Comparison and Accountability


Let me share a little secret with you.

I am using you.   

You read that right.  

I am pretty sure at least one person reads what I write here.  Maybe even two.

You are my accountability. 

Having you here makes me want to be honest.  To honestly share the good and the ugly.  I don't promise to have answers for anyone.  I do promise to be honest here however.

I come here to share my emotions, my experiences, my journey.   It is all mine. 

In my mind however, I imagine there's someone out there waiting for me to share one more time.   One more thing. 

And so I come here and give this to you.  Give me to you.  


When I first started riding, I shared with an amazing friend that doing this was hard.  Not just the physical part, but the emotional, mental part.  I was afraid to do this because I couldn't ride as much, as fast or as far as she does and has

I was shaking as I said that to her, shaking the way only a raw emotion makes you shake. The words unsaid, the words I couldn't speak out loud because they were a deeper truth than I could express, were that I didn't believe I ever could. 

Maybe my silence still shared that inner voice with her.

She spoke a simple truth.  

I can't compare myself to her.  Or to anyone else.  

I only have myself to be better than.

It has taken me 3 weeks to hear what she said.

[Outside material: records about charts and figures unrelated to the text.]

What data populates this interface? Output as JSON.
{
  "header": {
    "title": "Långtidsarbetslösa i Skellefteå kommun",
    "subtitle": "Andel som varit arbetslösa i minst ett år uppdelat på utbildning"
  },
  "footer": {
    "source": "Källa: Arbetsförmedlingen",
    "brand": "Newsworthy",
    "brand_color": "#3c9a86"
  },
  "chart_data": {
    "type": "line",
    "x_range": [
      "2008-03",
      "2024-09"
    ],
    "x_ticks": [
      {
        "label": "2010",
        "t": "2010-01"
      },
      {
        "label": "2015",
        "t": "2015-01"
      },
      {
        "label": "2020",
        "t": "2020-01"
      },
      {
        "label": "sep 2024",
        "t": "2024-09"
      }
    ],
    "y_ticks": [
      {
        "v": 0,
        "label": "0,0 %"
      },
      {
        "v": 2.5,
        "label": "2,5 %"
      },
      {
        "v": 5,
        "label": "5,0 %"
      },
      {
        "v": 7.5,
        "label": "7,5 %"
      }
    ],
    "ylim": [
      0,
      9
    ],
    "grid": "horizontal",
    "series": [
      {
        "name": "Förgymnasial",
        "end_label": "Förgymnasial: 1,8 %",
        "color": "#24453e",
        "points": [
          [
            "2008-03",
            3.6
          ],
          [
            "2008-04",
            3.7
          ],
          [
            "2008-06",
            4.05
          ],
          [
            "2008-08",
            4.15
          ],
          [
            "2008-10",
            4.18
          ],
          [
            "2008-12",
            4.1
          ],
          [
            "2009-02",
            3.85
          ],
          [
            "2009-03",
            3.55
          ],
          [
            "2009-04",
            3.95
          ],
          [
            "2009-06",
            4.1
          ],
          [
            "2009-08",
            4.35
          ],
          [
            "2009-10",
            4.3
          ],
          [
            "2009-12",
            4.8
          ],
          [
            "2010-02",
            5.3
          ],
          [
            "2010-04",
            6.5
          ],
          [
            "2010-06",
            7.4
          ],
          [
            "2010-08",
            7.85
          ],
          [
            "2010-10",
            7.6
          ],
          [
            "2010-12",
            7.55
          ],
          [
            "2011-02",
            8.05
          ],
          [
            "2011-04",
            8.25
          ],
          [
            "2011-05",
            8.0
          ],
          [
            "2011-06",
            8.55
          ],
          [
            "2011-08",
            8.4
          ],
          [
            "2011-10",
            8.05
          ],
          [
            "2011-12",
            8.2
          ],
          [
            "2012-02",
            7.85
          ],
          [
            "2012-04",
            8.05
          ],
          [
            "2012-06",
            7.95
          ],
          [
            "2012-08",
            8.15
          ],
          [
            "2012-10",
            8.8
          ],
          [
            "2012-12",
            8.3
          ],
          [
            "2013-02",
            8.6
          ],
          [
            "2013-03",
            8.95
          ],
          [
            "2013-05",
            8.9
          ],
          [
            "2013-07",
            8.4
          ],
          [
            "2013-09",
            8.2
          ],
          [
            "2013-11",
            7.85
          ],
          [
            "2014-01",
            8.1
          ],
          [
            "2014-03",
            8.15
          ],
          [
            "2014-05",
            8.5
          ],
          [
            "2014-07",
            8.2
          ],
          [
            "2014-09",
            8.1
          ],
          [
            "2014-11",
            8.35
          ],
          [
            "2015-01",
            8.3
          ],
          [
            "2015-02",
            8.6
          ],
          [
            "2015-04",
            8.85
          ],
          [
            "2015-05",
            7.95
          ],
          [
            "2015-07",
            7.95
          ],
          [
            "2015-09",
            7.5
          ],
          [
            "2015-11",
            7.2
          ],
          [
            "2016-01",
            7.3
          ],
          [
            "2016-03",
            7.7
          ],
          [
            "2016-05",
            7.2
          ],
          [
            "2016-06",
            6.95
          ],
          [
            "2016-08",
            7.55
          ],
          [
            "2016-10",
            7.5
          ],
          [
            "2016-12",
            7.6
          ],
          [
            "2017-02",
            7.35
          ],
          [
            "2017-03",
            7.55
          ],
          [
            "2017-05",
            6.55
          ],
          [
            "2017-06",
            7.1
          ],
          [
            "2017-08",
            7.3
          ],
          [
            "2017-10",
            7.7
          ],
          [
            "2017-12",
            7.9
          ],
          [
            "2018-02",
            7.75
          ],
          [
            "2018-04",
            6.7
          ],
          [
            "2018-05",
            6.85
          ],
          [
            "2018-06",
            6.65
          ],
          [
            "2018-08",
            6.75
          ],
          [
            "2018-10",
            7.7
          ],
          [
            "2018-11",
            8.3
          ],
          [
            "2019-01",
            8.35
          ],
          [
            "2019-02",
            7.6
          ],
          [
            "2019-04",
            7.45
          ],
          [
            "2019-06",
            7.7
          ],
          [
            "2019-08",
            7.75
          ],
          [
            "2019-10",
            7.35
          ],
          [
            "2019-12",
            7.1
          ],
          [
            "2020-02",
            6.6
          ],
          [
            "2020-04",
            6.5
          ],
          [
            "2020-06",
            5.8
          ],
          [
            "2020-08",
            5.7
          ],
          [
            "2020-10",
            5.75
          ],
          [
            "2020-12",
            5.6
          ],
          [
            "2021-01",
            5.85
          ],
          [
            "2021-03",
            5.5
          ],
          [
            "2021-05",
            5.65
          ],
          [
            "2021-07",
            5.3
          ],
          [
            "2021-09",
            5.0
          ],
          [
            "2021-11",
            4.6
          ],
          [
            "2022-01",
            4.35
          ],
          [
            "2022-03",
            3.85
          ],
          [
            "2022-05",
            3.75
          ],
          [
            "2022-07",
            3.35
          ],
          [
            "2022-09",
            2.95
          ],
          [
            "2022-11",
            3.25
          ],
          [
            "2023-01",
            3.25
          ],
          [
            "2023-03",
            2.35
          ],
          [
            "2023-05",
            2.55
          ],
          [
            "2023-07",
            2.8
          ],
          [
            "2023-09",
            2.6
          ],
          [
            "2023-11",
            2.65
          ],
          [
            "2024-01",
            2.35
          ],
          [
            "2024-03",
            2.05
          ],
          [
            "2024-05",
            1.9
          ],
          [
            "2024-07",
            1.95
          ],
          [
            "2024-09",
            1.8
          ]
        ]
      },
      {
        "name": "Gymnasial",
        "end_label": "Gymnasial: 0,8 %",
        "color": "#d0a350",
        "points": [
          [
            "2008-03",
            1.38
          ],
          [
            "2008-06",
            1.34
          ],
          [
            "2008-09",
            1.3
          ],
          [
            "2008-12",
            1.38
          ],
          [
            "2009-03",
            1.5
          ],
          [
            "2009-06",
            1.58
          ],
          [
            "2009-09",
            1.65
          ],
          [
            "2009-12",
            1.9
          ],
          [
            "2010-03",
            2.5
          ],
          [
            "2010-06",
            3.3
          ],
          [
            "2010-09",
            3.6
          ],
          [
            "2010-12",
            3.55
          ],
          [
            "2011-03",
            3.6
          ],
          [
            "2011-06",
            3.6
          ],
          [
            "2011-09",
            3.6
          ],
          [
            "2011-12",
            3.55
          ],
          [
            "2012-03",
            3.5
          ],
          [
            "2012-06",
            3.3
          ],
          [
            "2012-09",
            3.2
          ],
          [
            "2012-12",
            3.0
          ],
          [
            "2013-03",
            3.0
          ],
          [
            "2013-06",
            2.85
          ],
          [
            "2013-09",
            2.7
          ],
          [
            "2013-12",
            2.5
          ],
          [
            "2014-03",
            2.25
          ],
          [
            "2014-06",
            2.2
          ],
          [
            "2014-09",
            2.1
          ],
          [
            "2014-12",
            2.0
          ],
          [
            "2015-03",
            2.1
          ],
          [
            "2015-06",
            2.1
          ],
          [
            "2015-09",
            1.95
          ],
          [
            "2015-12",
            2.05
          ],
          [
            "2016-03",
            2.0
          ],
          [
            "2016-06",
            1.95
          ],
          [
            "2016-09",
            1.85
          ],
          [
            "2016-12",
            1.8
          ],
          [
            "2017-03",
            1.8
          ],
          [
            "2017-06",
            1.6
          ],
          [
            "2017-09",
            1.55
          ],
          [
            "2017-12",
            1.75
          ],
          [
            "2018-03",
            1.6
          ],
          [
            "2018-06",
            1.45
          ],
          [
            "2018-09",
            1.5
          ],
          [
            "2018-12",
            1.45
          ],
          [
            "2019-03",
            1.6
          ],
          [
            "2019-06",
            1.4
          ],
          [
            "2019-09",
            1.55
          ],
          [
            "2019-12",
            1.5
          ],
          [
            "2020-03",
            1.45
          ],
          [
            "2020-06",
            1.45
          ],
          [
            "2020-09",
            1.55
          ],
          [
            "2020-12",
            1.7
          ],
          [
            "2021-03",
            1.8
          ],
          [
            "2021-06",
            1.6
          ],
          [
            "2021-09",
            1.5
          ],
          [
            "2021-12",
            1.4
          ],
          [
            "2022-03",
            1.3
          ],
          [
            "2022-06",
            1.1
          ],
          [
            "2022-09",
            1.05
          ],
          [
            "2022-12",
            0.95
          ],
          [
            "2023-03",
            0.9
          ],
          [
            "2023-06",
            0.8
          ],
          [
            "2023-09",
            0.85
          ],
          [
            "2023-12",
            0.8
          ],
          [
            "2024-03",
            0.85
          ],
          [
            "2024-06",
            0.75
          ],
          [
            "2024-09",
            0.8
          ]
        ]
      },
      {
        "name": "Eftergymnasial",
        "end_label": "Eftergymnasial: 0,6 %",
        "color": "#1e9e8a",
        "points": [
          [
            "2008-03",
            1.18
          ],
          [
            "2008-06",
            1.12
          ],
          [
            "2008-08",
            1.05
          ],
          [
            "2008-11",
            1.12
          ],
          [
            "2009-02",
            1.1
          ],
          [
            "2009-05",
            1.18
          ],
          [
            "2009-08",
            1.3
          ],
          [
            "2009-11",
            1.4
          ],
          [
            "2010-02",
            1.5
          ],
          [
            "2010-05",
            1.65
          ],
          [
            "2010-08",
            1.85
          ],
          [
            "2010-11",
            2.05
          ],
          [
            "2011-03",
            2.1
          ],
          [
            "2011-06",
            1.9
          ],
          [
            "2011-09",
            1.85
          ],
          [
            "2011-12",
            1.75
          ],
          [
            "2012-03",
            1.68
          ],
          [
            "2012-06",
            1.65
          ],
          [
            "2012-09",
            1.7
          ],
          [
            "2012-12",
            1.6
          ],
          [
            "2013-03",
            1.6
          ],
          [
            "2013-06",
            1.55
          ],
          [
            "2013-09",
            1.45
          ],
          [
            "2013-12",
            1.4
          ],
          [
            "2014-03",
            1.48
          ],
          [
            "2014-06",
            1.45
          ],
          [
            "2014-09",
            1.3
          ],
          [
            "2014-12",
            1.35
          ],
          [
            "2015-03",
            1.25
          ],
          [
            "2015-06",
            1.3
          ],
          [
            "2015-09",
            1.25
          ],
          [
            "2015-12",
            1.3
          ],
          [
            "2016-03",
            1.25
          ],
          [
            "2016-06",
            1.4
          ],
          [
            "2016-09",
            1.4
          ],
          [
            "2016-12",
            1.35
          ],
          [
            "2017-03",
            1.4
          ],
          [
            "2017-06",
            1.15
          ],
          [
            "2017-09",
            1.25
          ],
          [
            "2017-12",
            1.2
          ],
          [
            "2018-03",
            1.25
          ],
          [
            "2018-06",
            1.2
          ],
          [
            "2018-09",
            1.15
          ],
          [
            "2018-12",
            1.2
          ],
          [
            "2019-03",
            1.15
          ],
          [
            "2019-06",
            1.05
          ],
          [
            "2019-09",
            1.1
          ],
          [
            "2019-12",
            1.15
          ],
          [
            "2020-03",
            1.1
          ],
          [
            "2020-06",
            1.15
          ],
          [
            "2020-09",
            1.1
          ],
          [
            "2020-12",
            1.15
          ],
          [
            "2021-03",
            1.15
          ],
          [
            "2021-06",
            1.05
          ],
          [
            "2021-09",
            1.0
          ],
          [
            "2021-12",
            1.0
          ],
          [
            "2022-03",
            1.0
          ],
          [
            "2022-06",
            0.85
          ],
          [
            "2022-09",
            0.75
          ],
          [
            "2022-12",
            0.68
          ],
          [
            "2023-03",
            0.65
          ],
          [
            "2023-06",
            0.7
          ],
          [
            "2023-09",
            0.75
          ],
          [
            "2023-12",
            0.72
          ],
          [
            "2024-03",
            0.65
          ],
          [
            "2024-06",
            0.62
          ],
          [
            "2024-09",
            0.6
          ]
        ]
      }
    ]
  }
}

I can only use myself as a measuring tool.  

A month ago  I wasn't doing anything.  3 weeks ago, I road 2.5 miles at an average speed of 9.3mph with an elevation gain of 232 feet - and 3 weeks ago my slowest average speed was 8.9mph.

Today, I rode 5.7 miles at an average speed of 9.6mph with an elevation gain of 524 feet. 

In 3 weeks I have ridden 49 miles.  

My motivation has to be me.  I can't do it to catch up to her.  I have to do it for me.  

And following that logic

All I can compare me to

Is me. 



Today's number is 244.   Maybe I am getting somewhere.